Outro trocadilho infame que já ouvi (e disse) várias vezes:_Vou-me já que está pingando.  (vou mija que está pingando).


.
_​


----------



## Vanda

> Outro trocadilho infame que já ouvi (e disse) várias vezes: _Vou-me já que está pingando.  (vou mija que está pingando)._


_



Exato, minha mãe é a número 1 desse infame! _


----------



## Alentugano

Marzelo said:


> Outro trocadilho infame que já ouvi (e disse) várias vezes:
> _Vou-me já que está pingando. (vou mija que está pingando)._
> 
> 
> _._​


 
 É por isso que eu gosto deste forum. Estamos sempre a aprender coisas novas e divertidas!
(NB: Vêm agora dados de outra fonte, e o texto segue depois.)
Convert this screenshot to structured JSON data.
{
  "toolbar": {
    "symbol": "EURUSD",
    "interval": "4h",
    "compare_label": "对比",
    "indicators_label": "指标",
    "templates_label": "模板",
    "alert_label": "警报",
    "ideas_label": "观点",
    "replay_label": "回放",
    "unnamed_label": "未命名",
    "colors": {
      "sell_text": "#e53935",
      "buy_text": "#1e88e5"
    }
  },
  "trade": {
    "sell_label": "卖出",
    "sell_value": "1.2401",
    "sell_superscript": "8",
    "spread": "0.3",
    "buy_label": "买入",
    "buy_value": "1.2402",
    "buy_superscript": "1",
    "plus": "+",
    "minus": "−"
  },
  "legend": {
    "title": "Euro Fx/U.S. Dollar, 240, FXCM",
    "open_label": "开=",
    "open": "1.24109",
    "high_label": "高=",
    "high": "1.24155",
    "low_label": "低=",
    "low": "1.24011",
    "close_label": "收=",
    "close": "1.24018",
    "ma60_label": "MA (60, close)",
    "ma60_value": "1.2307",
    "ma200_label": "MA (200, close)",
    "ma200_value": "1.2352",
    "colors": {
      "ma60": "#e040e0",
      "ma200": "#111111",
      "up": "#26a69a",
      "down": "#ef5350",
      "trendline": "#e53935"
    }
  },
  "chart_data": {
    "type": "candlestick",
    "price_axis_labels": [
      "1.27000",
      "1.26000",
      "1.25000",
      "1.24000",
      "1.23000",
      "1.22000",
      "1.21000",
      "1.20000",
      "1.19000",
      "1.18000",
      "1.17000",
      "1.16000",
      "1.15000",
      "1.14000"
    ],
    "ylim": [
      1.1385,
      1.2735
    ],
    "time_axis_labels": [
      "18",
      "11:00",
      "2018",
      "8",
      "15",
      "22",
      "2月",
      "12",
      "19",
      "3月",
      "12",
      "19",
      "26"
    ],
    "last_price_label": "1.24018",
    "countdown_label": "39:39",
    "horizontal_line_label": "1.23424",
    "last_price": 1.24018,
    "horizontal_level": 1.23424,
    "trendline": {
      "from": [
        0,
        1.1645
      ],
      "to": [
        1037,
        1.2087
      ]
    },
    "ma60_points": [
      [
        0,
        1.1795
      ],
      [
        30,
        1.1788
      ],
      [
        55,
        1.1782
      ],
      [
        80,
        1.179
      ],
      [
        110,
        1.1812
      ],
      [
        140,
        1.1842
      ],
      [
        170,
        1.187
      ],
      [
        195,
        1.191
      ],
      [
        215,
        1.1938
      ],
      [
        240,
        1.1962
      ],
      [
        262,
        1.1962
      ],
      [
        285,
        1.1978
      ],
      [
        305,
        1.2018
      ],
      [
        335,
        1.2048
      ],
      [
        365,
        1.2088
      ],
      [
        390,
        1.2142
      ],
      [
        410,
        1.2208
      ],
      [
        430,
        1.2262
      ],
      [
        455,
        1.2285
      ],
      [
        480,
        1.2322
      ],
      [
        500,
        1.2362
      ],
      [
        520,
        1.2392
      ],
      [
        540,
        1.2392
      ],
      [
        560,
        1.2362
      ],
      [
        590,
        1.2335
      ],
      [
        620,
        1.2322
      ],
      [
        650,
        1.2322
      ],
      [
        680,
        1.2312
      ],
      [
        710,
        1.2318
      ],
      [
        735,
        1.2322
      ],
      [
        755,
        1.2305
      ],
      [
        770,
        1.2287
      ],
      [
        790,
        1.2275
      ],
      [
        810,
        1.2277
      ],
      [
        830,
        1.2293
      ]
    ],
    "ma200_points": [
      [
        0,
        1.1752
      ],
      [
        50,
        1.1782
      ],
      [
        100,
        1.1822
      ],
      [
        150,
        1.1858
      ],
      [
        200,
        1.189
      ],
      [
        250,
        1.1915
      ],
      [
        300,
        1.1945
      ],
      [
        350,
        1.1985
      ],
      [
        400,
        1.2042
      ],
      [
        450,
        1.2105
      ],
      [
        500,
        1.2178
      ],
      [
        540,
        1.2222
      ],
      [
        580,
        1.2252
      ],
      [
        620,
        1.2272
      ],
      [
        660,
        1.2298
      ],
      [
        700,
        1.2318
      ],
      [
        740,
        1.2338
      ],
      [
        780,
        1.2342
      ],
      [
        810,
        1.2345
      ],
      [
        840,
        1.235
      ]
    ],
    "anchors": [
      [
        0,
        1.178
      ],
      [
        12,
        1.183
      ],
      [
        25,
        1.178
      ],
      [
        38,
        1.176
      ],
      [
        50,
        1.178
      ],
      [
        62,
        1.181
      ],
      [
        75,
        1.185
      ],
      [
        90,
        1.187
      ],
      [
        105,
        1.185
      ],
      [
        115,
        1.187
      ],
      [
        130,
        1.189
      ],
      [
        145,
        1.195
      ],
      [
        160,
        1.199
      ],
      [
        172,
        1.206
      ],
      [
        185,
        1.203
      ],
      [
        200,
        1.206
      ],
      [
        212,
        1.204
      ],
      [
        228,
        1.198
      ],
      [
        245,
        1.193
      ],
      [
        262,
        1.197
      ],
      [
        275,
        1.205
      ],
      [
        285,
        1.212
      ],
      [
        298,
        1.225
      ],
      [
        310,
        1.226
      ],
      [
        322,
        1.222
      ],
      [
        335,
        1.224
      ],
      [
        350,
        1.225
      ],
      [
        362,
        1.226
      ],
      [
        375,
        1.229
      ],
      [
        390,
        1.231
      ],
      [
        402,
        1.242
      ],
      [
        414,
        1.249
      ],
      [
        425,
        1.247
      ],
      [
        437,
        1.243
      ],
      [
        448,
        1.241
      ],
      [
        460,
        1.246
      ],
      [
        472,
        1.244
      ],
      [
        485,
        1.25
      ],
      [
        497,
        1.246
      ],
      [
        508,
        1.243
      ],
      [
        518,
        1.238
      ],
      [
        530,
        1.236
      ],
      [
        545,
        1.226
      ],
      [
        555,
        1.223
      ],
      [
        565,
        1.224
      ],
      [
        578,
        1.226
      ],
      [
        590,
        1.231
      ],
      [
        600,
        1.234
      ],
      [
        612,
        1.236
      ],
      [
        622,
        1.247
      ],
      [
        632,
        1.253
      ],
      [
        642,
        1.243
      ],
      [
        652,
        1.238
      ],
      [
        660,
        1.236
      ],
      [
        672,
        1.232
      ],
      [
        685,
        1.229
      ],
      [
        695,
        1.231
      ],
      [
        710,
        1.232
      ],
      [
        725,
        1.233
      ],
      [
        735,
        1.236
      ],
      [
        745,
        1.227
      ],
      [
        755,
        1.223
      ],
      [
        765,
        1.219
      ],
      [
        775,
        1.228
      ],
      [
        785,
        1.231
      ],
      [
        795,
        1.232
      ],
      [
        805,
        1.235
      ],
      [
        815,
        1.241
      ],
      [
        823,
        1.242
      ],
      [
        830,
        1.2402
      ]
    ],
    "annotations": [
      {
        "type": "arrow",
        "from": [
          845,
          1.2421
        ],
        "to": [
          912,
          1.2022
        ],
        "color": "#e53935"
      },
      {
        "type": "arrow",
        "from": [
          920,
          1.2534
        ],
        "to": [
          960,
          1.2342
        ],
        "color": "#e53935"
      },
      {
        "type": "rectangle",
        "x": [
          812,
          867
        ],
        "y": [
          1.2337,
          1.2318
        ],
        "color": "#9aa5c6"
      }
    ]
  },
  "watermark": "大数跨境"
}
Portugueses, nós temos esta expressão também? Eu não conhecia...


----------



## marta12

A minha avó dizia "já começaram a pingar disparates", quando me queria mandar calar. Nunca ouvi mais ninguém usá-la.
Mas esta expressão brasileira é o máximo!


----------



## mirante

E em bom português deve dizer-se vamo-nos ou vamos-nos? Vamos-nos parece-me mais correcto, mas costumo dizer vamo-nos...


----------



## Alentugano

mirante said:


> E em bom português deve dizer-se vamo-nos ou vamos-nos? Vamos-nos parece-me mais correcto, mas costumo dizer vamo-nos...


Olá, seja bem-vindo. O correcto é *vamo-nos*, sendo que *vamos-nos* é erro.


----------